Preface by Robert Ray, Governor of Iowa, 1969-1983
In 1979, my wife Billie and I visited refugee camps in Thailand, including one through which most Laotians and Tai Dam would pass while en route to resettlement somewhere else in the world.
We were greeted with incredible warmth, including signs of welcome and cheers. Then, we were led by some of the refugee elders to a small thatched-roof hut that served as the camp office. The refugees said they wanted to show us the map of what came across, in translation, as their "promised land." We didn't know what to expect.
As they ushered us into this small, flimsy building, suddenly, there it was before our eyes, affixed to the unstable wall: the Iowa Department of Transportation official state map, and all across that map pins with red and blue heads were stuck, each one signifying where a Tai Dam or Lao family was already resettled, each one signifying where an Iowa family, church, or organization had opened their hearts and homes to welcome a refugee family and help them begin new lives in freedom.
The refugees at that camp in Thailand had but one impassioned plea to us that day: "Please, let us come to Iowa." The stories that had been sent back to their camp from relatives who had preceded them were filled with accounts of love and generosity, so many that everyone wanted to replicate this experience.
I am pleased to say that, just like the pioneers a hundred years before, virtually all of these refugees overcame great obstacles, and almost all made it to Iowa. And I am also pleased to say that Iowans continued to welcome these newest settlers: be they Vietnamese, Cambodian, Lao, or Tai Dam.
These refugees have paid us back many times over by becoming productive and committed members of communities all across our state and region. In Crossing Over, James Schaap is providing an invaluable record of how nine of these refugees have made this transition. These stories are powerful accounts of incredible physical and spiritual journeys and of a new chapter in Iowa's humanitarian heritage, as well as that of America itself.
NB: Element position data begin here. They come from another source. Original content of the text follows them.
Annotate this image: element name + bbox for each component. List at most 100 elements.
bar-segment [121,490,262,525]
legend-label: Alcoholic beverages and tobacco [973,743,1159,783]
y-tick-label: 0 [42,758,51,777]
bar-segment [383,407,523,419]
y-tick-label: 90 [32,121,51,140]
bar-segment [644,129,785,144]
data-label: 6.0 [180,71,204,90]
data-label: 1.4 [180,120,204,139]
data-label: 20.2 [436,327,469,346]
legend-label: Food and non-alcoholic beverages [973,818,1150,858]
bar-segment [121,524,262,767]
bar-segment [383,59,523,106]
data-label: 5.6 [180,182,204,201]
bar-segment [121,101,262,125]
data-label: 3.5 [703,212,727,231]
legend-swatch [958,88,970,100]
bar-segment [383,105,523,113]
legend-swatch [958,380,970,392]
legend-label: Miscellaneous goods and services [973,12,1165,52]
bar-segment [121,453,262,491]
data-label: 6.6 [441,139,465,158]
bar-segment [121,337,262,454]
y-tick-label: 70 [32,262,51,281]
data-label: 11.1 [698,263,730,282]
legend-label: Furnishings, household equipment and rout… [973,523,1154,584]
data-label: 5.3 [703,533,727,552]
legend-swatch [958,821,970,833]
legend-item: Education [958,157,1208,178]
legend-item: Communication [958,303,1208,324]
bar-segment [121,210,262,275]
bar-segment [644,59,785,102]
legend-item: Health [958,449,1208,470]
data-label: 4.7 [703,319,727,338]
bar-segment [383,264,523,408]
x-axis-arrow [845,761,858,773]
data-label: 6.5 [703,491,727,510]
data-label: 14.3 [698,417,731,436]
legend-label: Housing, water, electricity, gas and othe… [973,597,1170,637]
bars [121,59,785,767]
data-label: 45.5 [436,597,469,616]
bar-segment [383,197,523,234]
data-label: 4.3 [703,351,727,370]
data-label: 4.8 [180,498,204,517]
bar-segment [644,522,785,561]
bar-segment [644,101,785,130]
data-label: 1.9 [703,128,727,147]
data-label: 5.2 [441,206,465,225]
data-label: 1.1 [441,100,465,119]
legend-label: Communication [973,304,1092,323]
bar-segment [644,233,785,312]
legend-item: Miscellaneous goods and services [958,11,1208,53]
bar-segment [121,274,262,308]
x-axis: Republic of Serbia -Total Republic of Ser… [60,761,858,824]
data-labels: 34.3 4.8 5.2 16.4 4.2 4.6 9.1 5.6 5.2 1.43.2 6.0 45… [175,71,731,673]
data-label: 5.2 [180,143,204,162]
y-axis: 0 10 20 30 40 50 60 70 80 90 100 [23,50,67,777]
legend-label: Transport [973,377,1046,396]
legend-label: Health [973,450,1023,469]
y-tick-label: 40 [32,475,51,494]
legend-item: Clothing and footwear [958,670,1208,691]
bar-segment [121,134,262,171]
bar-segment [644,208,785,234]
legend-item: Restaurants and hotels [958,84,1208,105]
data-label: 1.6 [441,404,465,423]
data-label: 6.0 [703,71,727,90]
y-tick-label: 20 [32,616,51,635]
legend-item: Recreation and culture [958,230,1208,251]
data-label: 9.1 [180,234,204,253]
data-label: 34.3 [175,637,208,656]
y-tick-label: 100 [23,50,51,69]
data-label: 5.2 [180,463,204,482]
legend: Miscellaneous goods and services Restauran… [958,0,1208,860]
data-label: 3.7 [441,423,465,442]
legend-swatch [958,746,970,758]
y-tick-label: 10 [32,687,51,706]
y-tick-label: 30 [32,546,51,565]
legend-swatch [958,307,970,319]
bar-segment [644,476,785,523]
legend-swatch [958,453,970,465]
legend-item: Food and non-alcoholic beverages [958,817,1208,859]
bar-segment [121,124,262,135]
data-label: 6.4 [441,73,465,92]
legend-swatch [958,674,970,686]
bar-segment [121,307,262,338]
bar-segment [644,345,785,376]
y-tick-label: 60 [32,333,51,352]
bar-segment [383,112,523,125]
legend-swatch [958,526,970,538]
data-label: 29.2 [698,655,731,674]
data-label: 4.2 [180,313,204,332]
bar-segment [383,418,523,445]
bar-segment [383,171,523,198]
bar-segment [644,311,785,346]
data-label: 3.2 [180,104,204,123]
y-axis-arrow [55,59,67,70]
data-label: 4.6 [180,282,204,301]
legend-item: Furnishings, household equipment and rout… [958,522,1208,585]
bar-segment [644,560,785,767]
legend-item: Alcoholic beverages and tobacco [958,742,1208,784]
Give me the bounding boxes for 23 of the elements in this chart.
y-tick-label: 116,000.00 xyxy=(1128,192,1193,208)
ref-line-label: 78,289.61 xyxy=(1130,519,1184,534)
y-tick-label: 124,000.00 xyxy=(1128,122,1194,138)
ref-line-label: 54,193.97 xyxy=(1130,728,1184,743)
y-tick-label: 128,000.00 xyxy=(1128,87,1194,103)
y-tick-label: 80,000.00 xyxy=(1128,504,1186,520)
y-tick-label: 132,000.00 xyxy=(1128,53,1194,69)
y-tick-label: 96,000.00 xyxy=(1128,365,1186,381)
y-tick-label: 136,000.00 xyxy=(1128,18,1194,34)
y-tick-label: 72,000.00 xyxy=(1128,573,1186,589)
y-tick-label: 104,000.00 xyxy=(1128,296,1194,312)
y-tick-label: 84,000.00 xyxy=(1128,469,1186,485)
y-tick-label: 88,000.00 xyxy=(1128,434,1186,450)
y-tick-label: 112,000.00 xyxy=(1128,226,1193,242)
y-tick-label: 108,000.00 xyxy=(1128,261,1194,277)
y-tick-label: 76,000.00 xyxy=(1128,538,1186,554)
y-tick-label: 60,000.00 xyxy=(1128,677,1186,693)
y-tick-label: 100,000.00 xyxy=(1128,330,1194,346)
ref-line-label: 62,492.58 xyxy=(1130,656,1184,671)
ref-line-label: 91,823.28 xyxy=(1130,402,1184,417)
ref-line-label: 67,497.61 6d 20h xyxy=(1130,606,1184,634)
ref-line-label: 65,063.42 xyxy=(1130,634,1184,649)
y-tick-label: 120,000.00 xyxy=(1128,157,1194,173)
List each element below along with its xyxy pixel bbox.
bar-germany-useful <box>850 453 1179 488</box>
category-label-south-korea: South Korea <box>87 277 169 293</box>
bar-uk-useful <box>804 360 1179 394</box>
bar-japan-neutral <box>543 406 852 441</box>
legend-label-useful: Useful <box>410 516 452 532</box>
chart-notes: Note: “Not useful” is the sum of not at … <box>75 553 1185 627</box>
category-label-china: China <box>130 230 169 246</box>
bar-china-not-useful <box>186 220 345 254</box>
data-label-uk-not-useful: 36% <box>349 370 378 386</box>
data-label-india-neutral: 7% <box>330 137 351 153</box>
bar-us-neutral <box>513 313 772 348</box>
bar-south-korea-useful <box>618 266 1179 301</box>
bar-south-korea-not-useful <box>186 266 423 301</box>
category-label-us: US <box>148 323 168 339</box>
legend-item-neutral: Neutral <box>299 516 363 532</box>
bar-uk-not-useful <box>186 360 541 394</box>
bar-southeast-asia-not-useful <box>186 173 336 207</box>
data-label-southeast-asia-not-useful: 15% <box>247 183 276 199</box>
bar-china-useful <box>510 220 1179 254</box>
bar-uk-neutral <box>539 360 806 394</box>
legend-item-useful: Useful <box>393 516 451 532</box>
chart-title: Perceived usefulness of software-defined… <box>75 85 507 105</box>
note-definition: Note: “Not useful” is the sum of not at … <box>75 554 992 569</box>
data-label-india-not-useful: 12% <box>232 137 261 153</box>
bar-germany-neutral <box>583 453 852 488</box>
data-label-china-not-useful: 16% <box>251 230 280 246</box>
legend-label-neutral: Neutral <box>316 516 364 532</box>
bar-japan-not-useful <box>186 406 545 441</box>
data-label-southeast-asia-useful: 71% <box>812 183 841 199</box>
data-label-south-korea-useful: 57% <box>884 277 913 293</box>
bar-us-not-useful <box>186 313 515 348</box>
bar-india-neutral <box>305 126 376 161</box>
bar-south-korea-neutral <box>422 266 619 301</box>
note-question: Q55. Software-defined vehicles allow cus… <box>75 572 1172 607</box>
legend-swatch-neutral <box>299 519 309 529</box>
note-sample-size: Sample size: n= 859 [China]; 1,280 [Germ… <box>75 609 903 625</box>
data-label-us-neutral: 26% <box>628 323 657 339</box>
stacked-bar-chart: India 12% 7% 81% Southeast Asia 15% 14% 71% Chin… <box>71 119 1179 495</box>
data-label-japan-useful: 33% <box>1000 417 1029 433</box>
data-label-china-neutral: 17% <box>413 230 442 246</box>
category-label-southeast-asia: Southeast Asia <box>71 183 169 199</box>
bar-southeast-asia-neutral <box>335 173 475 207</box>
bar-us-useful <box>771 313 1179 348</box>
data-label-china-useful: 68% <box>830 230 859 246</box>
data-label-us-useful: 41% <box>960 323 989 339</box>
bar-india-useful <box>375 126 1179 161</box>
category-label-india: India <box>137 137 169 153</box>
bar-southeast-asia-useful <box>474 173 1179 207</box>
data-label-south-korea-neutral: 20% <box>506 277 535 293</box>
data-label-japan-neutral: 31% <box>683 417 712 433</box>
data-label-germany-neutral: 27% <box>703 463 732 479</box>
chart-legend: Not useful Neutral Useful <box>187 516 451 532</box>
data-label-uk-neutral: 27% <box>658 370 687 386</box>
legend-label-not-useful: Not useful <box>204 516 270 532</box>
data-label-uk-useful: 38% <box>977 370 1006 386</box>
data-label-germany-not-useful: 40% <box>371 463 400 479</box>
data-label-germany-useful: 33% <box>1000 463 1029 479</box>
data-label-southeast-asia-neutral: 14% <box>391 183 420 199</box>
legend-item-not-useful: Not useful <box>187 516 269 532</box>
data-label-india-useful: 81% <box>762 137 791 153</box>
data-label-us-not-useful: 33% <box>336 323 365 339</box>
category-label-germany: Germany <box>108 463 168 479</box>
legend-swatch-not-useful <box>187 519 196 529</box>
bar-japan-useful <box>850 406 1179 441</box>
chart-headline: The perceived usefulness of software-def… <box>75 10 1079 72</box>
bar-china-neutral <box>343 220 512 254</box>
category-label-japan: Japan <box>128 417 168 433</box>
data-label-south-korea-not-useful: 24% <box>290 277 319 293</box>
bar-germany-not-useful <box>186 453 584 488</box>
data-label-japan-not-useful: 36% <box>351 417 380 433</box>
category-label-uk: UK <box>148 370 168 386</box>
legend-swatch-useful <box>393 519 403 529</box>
In April of 2005, I had an experience that brought home to me just how powerful that humanitarian legacy can be. At the Hoover-Wallace Dinner in Des Moines, an eighteen-year-old ethnic Asian woman brought the audience to tears as she recounted how she had been born in a refugee camp in Thailand, her family uncertain of the future. She then described how, thanks to an Iowa community that took them in, she had just graduated from high school and was on her way to Iowa State University on a scholarship.
That dinner ended with the singing of the Iowa Corn Song, also led by a refugee woman who had built a family and career here. As she sang, I looked around the room and saw people of all races and religions, refugees and native born, standing together to sing the words that united us all and that reflected the new identity all of these refugees could now proclaim. There could be no more clear indication that they had indeed "crossed over" and become citizens of this land.